Atualização de Maio de 2008
1. Psychiatric Disorders as Social Constructs: ADHD as a Case in Point
Olavo B. Amaral
The article by Guilherme Polanczyk, M.D., et al, in the June 2007 issue of
the American Journal of Psychiatry provides important insights pertaining to
the worldwide prevalence of childhood attention deficit hyperactivity disorder
(ADHD). Dr. Polanczyk et al. convincingly argued that symptoms of ADHD may have
a more constant geographic prevalence than previously thought. However, the
accompanying editorial may have overestimated the implications of these findings.
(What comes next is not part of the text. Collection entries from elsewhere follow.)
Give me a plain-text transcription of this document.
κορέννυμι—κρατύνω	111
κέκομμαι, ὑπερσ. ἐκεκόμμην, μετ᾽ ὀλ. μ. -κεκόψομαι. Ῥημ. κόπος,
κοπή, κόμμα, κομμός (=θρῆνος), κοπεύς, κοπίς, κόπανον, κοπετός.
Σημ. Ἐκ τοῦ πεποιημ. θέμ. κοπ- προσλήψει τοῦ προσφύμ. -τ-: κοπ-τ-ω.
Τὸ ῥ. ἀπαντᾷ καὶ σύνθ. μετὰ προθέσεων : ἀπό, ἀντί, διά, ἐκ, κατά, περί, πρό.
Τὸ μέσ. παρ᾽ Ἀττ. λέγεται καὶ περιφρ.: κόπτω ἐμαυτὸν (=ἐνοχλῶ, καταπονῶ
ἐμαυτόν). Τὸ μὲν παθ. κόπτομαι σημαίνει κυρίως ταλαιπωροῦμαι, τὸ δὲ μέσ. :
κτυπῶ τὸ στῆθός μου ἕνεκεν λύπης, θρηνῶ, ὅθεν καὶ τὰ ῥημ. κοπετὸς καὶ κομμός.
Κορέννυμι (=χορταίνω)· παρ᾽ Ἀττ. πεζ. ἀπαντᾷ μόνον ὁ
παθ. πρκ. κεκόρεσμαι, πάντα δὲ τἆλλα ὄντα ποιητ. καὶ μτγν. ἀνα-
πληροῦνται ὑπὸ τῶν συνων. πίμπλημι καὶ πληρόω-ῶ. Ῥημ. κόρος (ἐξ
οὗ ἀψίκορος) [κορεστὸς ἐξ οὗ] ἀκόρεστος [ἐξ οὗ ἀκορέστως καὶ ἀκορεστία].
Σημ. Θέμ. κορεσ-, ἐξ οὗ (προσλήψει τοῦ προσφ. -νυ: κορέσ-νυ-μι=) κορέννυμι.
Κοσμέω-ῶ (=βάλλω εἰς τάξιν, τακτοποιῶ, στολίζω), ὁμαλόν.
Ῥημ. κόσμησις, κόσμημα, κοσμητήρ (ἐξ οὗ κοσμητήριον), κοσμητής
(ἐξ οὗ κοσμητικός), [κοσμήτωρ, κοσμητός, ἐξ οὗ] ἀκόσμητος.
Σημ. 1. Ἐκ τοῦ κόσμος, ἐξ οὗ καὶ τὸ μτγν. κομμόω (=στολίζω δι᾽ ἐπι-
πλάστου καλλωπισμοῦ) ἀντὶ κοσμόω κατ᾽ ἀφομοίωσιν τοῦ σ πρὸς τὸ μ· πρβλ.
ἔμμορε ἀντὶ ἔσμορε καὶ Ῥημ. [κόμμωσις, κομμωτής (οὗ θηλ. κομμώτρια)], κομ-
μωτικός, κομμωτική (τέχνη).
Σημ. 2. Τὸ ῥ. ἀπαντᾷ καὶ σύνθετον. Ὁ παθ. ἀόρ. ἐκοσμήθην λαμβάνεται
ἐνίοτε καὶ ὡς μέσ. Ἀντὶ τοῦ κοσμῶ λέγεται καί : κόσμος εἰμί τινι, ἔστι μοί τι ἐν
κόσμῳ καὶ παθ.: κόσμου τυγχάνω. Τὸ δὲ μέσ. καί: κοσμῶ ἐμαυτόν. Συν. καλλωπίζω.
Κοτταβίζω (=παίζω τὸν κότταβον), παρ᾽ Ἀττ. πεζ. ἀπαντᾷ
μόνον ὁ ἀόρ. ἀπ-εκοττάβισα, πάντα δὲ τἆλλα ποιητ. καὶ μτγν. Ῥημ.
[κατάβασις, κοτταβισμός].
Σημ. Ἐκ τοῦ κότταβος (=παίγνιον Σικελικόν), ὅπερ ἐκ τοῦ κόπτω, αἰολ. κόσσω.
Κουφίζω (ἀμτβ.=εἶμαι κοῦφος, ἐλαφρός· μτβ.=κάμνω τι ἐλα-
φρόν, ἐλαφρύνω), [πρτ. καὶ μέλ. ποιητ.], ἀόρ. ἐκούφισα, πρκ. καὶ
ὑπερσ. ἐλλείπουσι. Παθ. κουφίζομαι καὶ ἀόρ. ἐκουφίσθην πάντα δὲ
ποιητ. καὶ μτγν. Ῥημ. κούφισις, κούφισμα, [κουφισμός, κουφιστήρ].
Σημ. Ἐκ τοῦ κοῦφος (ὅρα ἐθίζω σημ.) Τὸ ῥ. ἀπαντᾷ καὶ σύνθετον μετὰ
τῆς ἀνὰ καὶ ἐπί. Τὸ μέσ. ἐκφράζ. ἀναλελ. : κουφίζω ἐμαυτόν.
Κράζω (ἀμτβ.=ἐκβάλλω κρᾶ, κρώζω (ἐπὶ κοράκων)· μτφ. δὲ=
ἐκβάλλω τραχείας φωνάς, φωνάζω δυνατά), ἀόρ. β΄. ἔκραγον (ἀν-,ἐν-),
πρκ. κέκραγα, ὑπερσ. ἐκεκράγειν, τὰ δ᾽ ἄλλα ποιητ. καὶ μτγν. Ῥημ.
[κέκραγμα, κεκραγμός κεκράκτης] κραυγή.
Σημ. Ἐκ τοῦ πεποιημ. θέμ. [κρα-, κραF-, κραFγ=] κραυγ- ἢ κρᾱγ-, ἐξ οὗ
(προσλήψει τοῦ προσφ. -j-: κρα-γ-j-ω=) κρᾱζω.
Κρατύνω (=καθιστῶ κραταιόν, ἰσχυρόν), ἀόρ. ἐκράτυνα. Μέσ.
The statement that a constant prevalence of ADHD symptoms argues in favor of
"ADHD’s identity as a bona fide mental disorder, as opposed to a
social construction" ( p. 856) may be misinterpreting the nature of psychiatric
nosology. The concept of a disorder and its diagnostic criteria are social constructions
by definition, and the fact that a group of symptoms has a constant geographic
prevalence has little to do with what leads these symptoms to be considered
a diagnostic entity. Twin pregnancies, for example, are observed worldwide with
limited prevalence variation; however, being a twin in some indigenous cultures
in Africa and South America could lead a child to be left to die or to be attributed
with supernatural powers, whereas the same biological occurrence has far less
relevance in modern Western society. Thus, universal phenomena can be viewed
as normal or dysfunctional according to cultural beliefs.
Perhaps the best way to judge whether ADHD is a social construction, therefore,
is not to look at the worldwide prevalence of its symptoms, but rather to evaluate
the prevalence of its recognition and treatment. In this area, differences are
striking. The per capita consumption of methylphenidate in the United States
between 2003 and 2005 was approximately six times greater than that of Australia,
eight times greater than that of Spain, and 18 times greater than that of Chile.
If the prevalence of hyperactive symptoms is indeed similar among these countries,
this probably means that a "hyperactivity disorder" deserving treatment
in one country is seen by parents and physicians as a nonmedical condition (perhaps
at the higher end of the "childhood activity spectrum") elsewhere.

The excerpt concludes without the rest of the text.